The loop continues when both men re-enter their alter ego’s apartment with a new mirror in tow, ready to reconstruct their space in a seemingly limitless cyclic ritual of destruction and reconstruction. Rosefeldt absurdly and playfully toys with our will to predict and situate coherent systems bound to fail or present new problems. In a moment of apparent calm – where both screens appear to be identical mirrors of each other- the expanding shot slowly reveals an abrupt interruption of this apparent symmetry by an injection of the absurd. When the camera pans by the home office the Stunned Man sits working indifferent with in the wild jungle of pot plants devouring his work space. The cyclic disruptions created by moments of continuity deviations do not throw the loop off course but work as distractive mechanisms with in these meta-narratives interrupting the flow of linear expectation.

Where in Stunned Man a dry humoured, slapstick-like comic futility captures the marrow of our individual, daily rituals, The Soundmaker reveals itself slowly as an out of synch-repetitive, co-(in)dependent chain of events revealing a domestic reconstruction. Rosefeldt uses these neurotic actions within an asphyxiating mise-en-scene to mirror the space we routinely occupy without question, governed by our own rules and quasi-rational codes. The sets constructed around ourselves unraveling our daily narratives – the way we make coffee, the way we organize our objects, the complexity involved in choreographing these banal domestic activities, combine under the objective camera lens. The perspective from the two parts of “TheTrilogy of Failure” create a necessary distance to examine the illogic of the everyday.
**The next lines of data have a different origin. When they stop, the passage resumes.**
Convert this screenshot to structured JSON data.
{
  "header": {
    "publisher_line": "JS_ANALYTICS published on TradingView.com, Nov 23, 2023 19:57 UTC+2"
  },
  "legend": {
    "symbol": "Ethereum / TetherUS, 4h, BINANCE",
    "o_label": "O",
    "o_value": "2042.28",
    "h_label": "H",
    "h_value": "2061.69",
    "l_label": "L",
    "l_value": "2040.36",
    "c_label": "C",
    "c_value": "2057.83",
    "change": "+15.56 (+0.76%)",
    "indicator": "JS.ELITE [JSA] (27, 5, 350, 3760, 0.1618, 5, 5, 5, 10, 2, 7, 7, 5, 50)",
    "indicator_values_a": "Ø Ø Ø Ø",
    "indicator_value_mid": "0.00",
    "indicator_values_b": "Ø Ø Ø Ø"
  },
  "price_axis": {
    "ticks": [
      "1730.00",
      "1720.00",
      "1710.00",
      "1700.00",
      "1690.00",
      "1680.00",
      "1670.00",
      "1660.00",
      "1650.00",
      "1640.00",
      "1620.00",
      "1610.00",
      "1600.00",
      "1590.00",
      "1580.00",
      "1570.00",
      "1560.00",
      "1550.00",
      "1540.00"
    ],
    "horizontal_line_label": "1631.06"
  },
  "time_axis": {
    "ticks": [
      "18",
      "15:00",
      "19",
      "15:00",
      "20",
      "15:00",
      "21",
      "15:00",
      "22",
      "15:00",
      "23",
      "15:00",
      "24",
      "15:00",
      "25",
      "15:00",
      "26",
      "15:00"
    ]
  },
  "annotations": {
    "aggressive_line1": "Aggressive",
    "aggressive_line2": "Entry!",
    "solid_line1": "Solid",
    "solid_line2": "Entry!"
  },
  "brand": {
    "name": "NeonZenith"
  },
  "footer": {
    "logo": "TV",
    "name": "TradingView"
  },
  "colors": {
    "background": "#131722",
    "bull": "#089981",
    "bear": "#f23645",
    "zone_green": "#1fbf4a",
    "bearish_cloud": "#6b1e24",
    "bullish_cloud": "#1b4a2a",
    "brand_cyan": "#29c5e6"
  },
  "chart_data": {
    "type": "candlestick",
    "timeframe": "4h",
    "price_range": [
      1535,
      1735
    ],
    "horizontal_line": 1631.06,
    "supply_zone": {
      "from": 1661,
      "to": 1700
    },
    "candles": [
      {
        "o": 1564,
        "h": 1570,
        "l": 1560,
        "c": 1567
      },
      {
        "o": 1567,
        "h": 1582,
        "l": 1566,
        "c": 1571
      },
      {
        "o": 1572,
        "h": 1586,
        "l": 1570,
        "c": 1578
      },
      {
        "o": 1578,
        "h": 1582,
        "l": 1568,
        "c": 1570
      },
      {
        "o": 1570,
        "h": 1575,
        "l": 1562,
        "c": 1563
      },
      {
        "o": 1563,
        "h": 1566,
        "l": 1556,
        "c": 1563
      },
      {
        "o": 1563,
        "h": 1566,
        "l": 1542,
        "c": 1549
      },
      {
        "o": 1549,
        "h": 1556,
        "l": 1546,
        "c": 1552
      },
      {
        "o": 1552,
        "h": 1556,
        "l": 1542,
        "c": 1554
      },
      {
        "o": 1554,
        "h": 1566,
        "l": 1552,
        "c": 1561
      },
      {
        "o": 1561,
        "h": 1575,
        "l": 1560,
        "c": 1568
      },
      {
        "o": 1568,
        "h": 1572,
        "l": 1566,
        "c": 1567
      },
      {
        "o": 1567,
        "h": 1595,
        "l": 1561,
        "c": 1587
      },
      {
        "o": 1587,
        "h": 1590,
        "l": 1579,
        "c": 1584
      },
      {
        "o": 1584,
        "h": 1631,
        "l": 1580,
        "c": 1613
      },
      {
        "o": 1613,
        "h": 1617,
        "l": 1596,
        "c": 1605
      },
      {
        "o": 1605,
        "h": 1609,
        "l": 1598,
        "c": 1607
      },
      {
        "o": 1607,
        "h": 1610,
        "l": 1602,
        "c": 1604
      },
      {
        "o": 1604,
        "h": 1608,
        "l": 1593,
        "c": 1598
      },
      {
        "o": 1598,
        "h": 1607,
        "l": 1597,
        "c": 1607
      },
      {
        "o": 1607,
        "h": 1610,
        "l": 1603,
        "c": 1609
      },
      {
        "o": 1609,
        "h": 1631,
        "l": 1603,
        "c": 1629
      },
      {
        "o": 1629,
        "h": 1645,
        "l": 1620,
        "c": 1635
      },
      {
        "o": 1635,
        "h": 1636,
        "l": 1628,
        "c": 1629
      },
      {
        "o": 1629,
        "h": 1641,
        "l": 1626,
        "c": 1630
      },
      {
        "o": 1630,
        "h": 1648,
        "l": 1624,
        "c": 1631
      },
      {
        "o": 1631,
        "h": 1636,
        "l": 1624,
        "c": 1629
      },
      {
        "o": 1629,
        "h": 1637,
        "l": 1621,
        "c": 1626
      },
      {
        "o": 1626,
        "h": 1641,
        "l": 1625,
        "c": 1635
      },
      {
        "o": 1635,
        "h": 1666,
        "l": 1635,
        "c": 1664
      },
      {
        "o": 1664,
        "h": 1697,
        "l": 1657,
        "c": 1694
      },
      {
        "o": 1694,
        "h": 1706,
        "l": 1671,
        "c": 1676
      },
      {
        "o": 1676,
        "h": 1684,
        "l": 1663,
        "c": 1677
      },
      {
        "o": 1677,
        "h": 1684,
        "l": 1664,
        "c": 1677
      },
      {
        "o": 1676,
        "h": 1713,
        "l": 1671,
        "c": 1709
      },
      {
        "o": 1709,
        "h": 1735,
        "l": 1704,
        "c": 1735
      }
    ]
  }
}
Through these simultaneous viewing of multiple states of an individual the plurality of character is exposed. Rosefeldt offers the position to see ourselves from the outside, as characters in our internal micro-script.

Over chocolate and citron ice cream with the back drop of a typically Berlin construction scene, an empathetic resonator of sorts – bursts of hammering and drilling, Rosefeldt discussed these works as an exploration of the entrenched unsettled and irrational experiences within our everyday events, he said: ”What you see are normal human beings…it could be anybody…it’s rather the schizophrenic kind of loop in which we find our daily lives.” And it is the multiple routines of daily life and in them a persistent ambiguity as to the reason of their unfolding that perpetuates an elusiveness causal understanding. The multiple ways of being, differentiated through proximity and the accumulation of variances is what mirrors Rosefeldt’s Trilogy of Failure. Like Bukowski’s Shoelace, he cites the daily random interferences bringing with them a new situational awareness of the everyday.

“Suddenly you start to laugh about something that has nothing to do with what just happened and it just comes into your brain and I think everybody knows these kinds of situations … it happens to me that I stand at the bus stop and just start to laugh, that I am suddenly forced to be there with six people waiting at that place which is defined by that thing for my life to go on, and all these kinds of strange things.”